一日の利息は約55万円(金貨5枚と銀貨50枚)。王都を出た時点でプールしていた約128万円は、移動と睡眠の間に溶け続けていた。
残るプール金は約46万円。
明日の朝まで持つかどうかだ。
「明日の朝には、プールが尽きる」
元の街メルテへ戻るには、天候が回復してからでも馬車で数日はかかる。
その間、私は利息を払えない。
利息が払えなければ、契約の呪いにより『生命力』が徴収される。
生命力を取られたからといって、すぐに死ぬわけではない。だが、体は鉛のように重くなり、激しい倦怠感に襲われ、寿命そのものが削られていく感覚を味わうことになる。
「……マズいな」
この村で、現金を稼ぐ必要がある。
しかし、エリーゼは部屋で優雅に読書でもしているだろう。

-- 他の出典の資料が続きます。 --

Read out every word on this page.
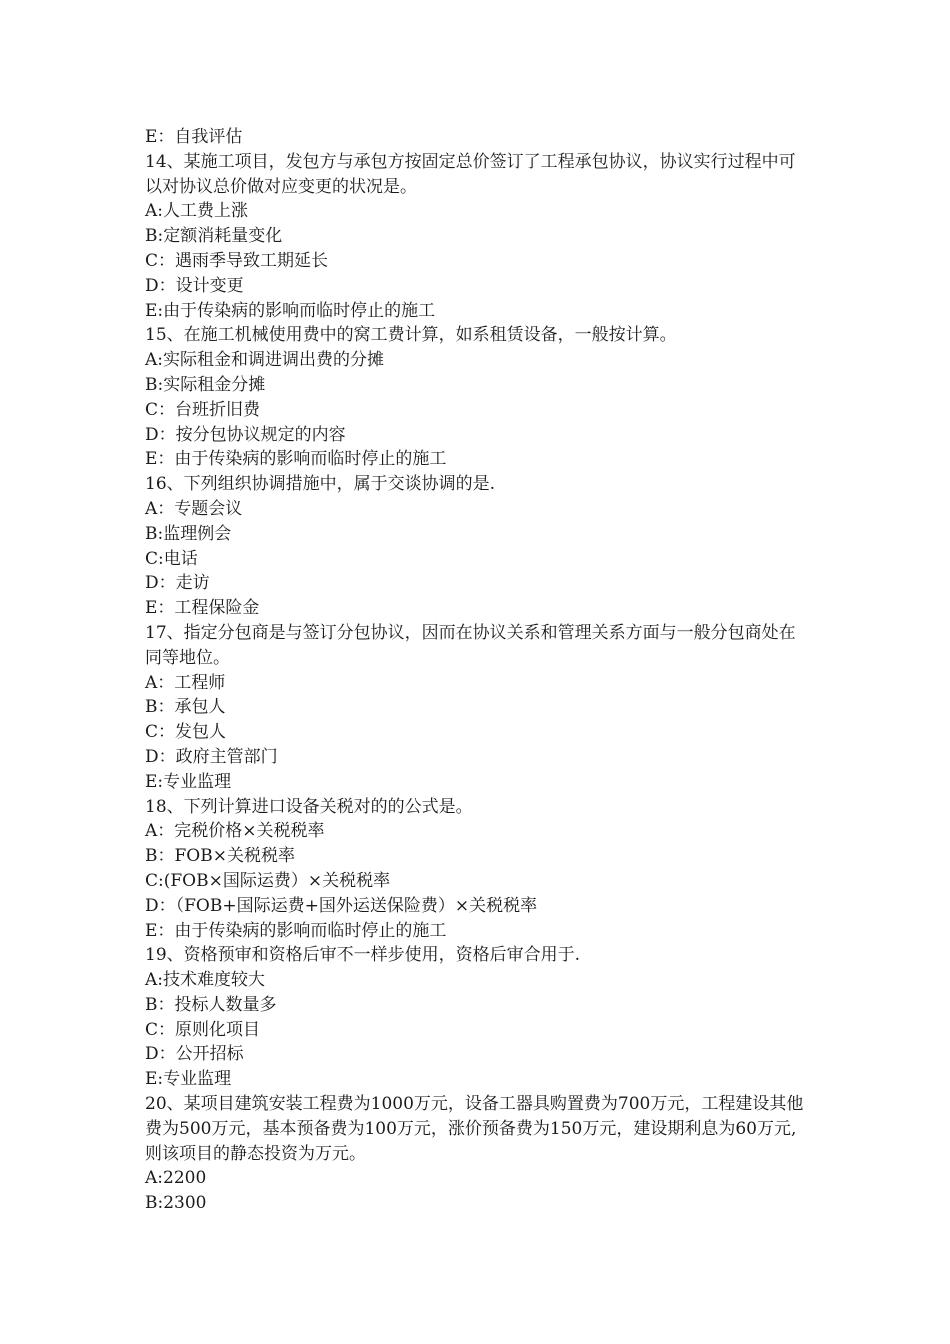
E：自我评估

14、某施工项目，发包方与承包方按固定总价签订了工程承包协议，协议实行过程中可以对协议总价做对应变更的状况是。

A:人工费上涨

B:定额消耗量变化

C：遇雨季导致工期延长

D：设计变更

E:由于传染病的影响而临时停止的施工

15、在施工机械使用费中的窝工费计算，如系租赁设备，一般按计算。

A:实际租金和调进调出费的分摊

B:实际租金分摊

C：台班折旧费

D：按分包协议规定的内容

E：由于传染病的影响而临时停止的施工

16、下列组织协调措施中，属于交谈协调的是.

A：专题会议

B:监理例会

C:电话

D：走访

E：工程保险金

17、指定分包商是与签订分包协议，因而在协议关系和管理关系方面与一般分包商处在同等地位。

A：工程师

B：承包人

C：发包人

D：政府主管部门

E:专业监理

18、下列计算进口设备关税对的的公式是。

A：完税价格×关税税率

B：FOB×关税税率

C:(FOB×国际运费）×关税税率

D：（FOB+国际运费+国外运送保险费）×关税税率

E：由于传染病的影响而临时停止的施工

19、资格预审和资格后审不一样步使用，资格后审合用于.

A:技术难度较大

B：投标人数量多

C：原则化项目

D：公开招标

E:专业监理

20、某项目建筑安装工程费为1000万元，设备工器具购置费为700万元，工程建设其他费为500万元，基本预备费为100万元，涨价预备费为150万元，建设期利息为60万元,则该项目的静态投资为万元。

A:2200

B:2300
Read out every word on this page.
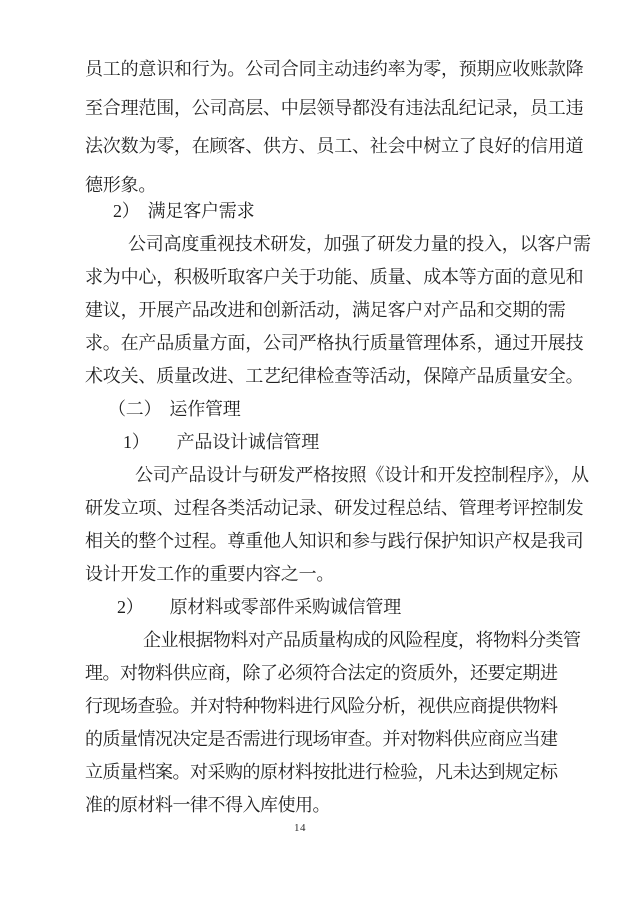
员工的意识和行为。公司合同主动违约率为零，预期应收账款降
至合理范围，公司高层、中层领导都没有违法乱纪记录，员工违
法次数为零，在顾客、供方、员工、社会中树立了良好的信用道
德形象。
2） 满足客户需求
公司高度重视技术研发，加强了研发力量的投入，以客户需
求为中心，积极听取客户关于功能、质量、成本等方面的意见和
建议，开展产品改进和创新活动，满足客户对产品和交期的需
求。在产品质量方面，公司严格执行质量管理体系，通过开展技
术攻关、质量改进、工艺纪律检查等活动，保障产品质量安全。
（二） 运作管理
1） 产品设计诚信管理
公司产品设计与研发严格按照《设计和开发控制程序》，从
研发立项、过程各类活动记录、研发过程总结、管理考评控制发
相关的整个过程。尊重他人知识和参与践行保护知识产权是我司
设计开发工作的重要内容之一。
2） 原材料或零部件采购诚信管理
企业根据物料对产品质量构成的风险程度，将物料分类管
理。对物料供应商，除了必须符合法定的资质外，还要定期进
行现场查验。并对特种物料进行风险分析，视供应商提供物料
的质量情况决定是否需进行现场审查。并对物料供应商应当建
立质量档案。对采购的原材料按批进行检验，凡未达到规定标
准的原材料一律不得入库使用。
14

彼女からの依頼はない。
雨で足止めを食らっている今、外での労働も難しい。
私はギルドの掲示板を見上げた。
この田舎の村で、私のような奴隷身分でもすぐに現金が得られる仕事。
そして、明日の利息分――少なくとも数千円ではなく、プールを繋ぐための数十万円(金貨数枚)を稼げる仕事はあるのか。
そんな都合の良い仕事など、あるはずがなかった。
「おい、そこの兄ちゃん」
私が深刻な顔で掲示板を睨んでいると、先ほどの受付の男が声をかけてきた。
「金に困ってるなら、こんなのがあるんだが……やるか?」
男が指さしたのは、掲示板の隅に貼られた、一枚の湿った依頼書だった――。